Baked Ajwaini Paneer

Baked Ajwaini Paneer

Cooking time: 15 min


  • Paneer, 100 gms
  • Red chilli powder, 1 tsp
  • Ajwain (carom seeds) seeds, 2 tsp
  • Amchoor (dried mango) powder, 2 tsp
  • Grated nutmeg, a pinch
  • Turmeric, a pinch
  • Green chutney, 1 tbsp (optional)
  • Salt, to taste


  • If you are using store-bought paneer, warm it up in the microwave for 20 seconds.
  • Take the marinade ingredients – chilli powder, carom seeds, dry mango powder, nutmeg and turmeric – in a bowl and mix them with a tablespoon of water and make a paste.
  • Rub it on the paneer. Add couple of more tablespoons of water to the remaining marinade and pour it over the paneer.
  • Let it sit so for 30 minutes.
  • Warm the oven to gas mark 3 / 160 C / 325 F.
  • Towards the last 5 minutes, sprinkle some salt over the paneer and let it remain so till the 30 mins are up.
  • Take an oven-safe dish, butter it and place the marinated paneer and place the dish in the middle of the oven.
  • Bake for 15 minutes.
  • Cool for a minute. Drizzle the green chutney all around it.
  • Enjoy with a crisp salad.

Serving Suggestion

  • For meat-lovers, you can substitute the paneer with any flaky white fish. Marinade for longer, though. About 2-3 hours sounds right.
  • Both versions (paneer and fish) go awesomely well with a load of veggies. Since this is ‘dry’ try it with some form of gravy.
  • Needless to say rice will be this dish’s best friend. Rasam rice and this might be a weird but great combo!


  • Total calories ~ 340
  • Protein ~ 24 g
  • Fat ~ 27 g
  • Carbs – None
  • Fully fat natural dairy like paneer, in addition to being rich in protein and calcium, has been associated with reduced risk of heart attack. The only reason natural full fat cheeses were demonized was because of their saturated fat content. But now that we know saturated fats aren’t harmful (and in fact healthful), there is no reason to not indulge in some amazing natural cheeses!
  • Ajwaini or carom seeds, like many other spices, is known for its anti-oxidant and its anti-microbial properties and has research proving that it provides protection to cell walls by increasing the amount of DHA in cells of the brain, kidney and heart.

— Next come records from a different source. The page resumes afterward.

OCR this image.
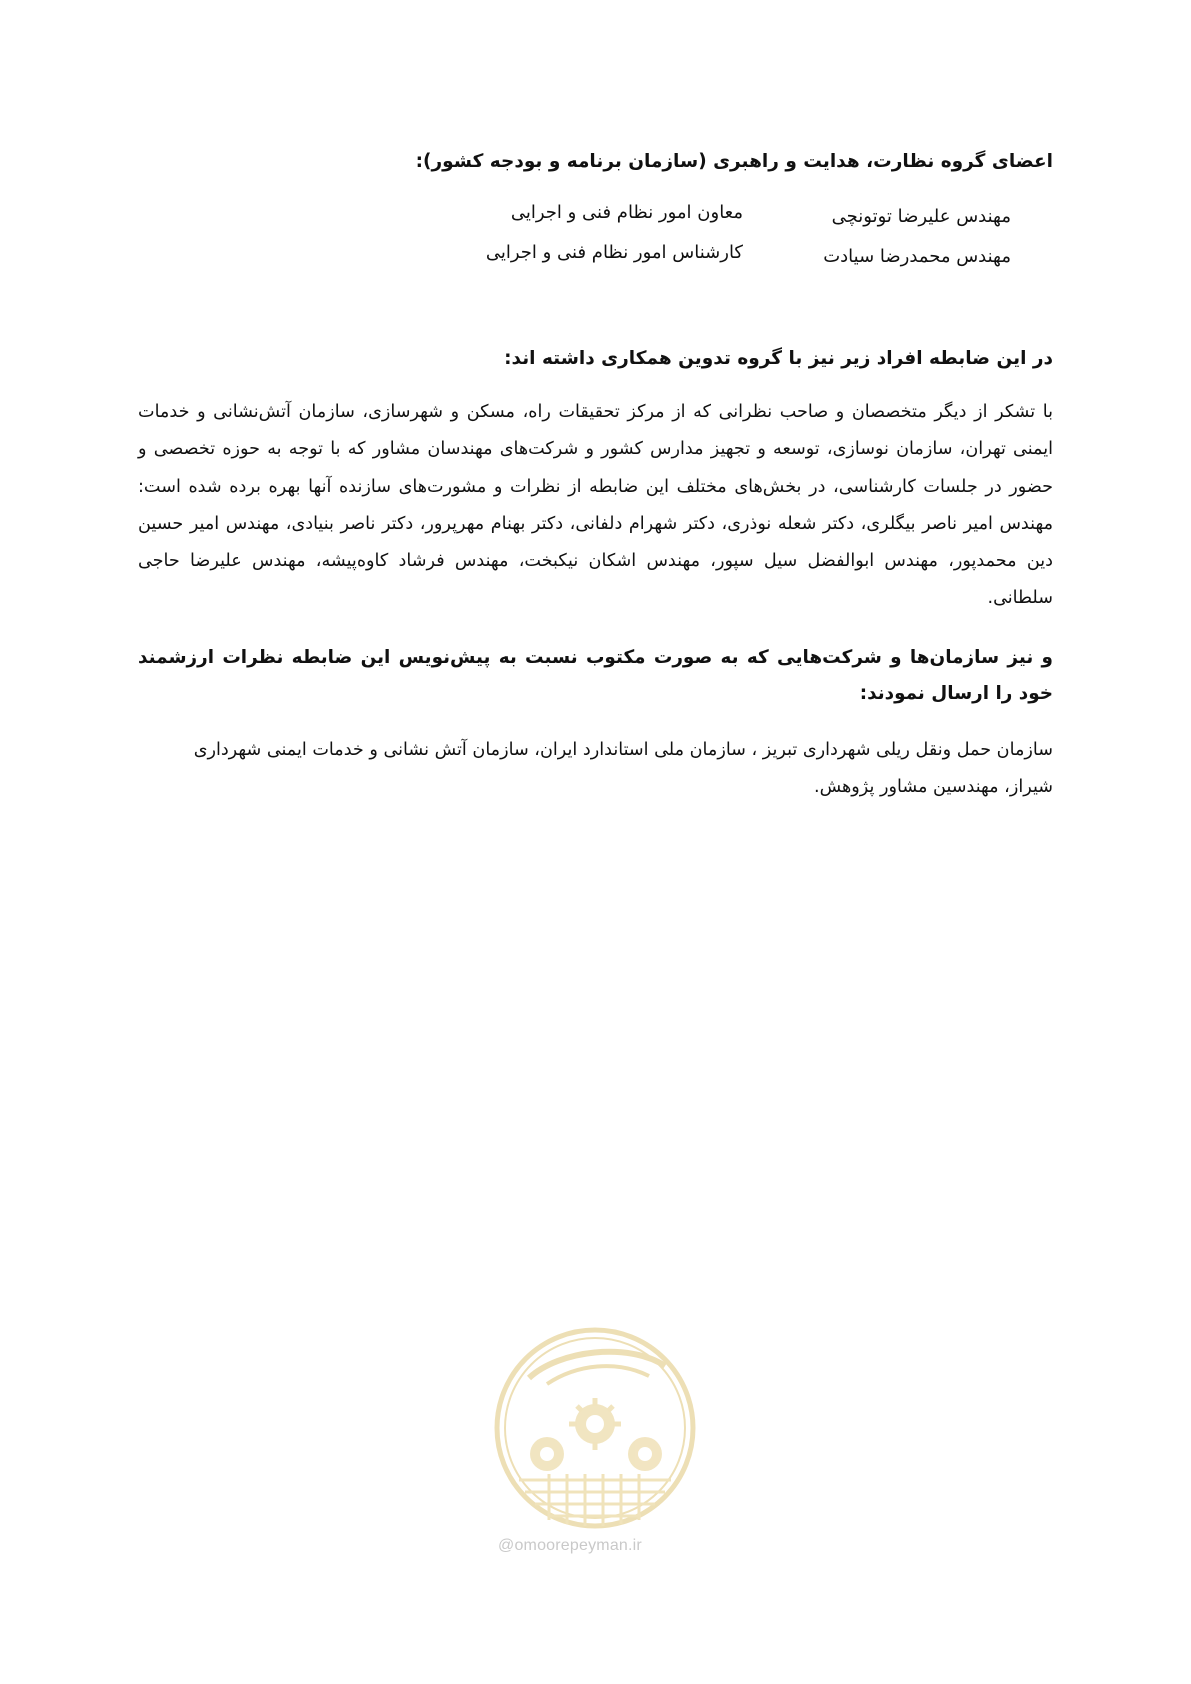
اعضای گروه نظارت، هدایت و راهبری (سازمان برنامه و بودجه کشور):
مهندس علیرضا توتونچی
معاون امور نظام فنی و اجرایی
مهندس محمدرضا سیادت
کارشناس امور نظام فنی و اجرایی
در این ضابطه افراد زیر نیز با گروه تدوین همکاری داشته اند:
با تشکر از دیگر متخصصان و صاحب نظرانی که از مرکز تحقیقات راه، مسکن و شهرسازی، سازمان آتش‌نشانی و خدمات ایمنی تهران، سازمان نوسازی، توسعه و تجهیز مدارس کشور و شرکت‌های مهندسان مشاور که با توجه به حوزه تخصصی و حضور در جلسات کارشناسی، در بخش‌های مختلف این ضابطه از نظرات و مشورت‌های سازنده آنها بهره برده شده است: مهندس امیر ناصر بیگلری، دکتر شعله نوذری، دکتر شهرام دلفانی، دکتر بهنام مهرپرور، دکتر ناصر بنیادی، مهندس امیر حسین دین محمدپور، مهندس ابوالفضل سیل سپور، مهندس اشکان نیکبخت، مهندس فرشاد کاوه‌پیشه، مهندس علیرضا حاجی سلطانی.
و نیز سازمان‌ها و شرکت‌هایی که به صورت مکتوب نسبت به پیش‌نویس این ضابطه نظرات ارزشمند خود را ارسال نمودند:
سازمان حمل ونقل ریلی شهرداری تبریز ، سازمان ملی استاندارد ایران، سازمان آتش نشانی و خدمات ایمنی شهرداری شیراز، مهندسین مشاور پژوهش.
@omoorepeyman.ir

Note: This got a massive thumbs up from my 9-year-old son who whined he had to eat dosa while his dad and I got to eat THIS yummy thing! Next time, I am going to try this with the marinade just on top, not all over. I want to pile it on the top layer, as with baked fish, and see how that tastes.

Until next time… toodles!

Recipe by Lavanya Donthamshetty

Original fish recipe suggested by our reader and friend Monika Manchanda. Considering you eat real food all day everyday we’re sure you have some pretty amazing recipes as well. Please email us the recipes. We’ll post it right up and of course give you credit for it!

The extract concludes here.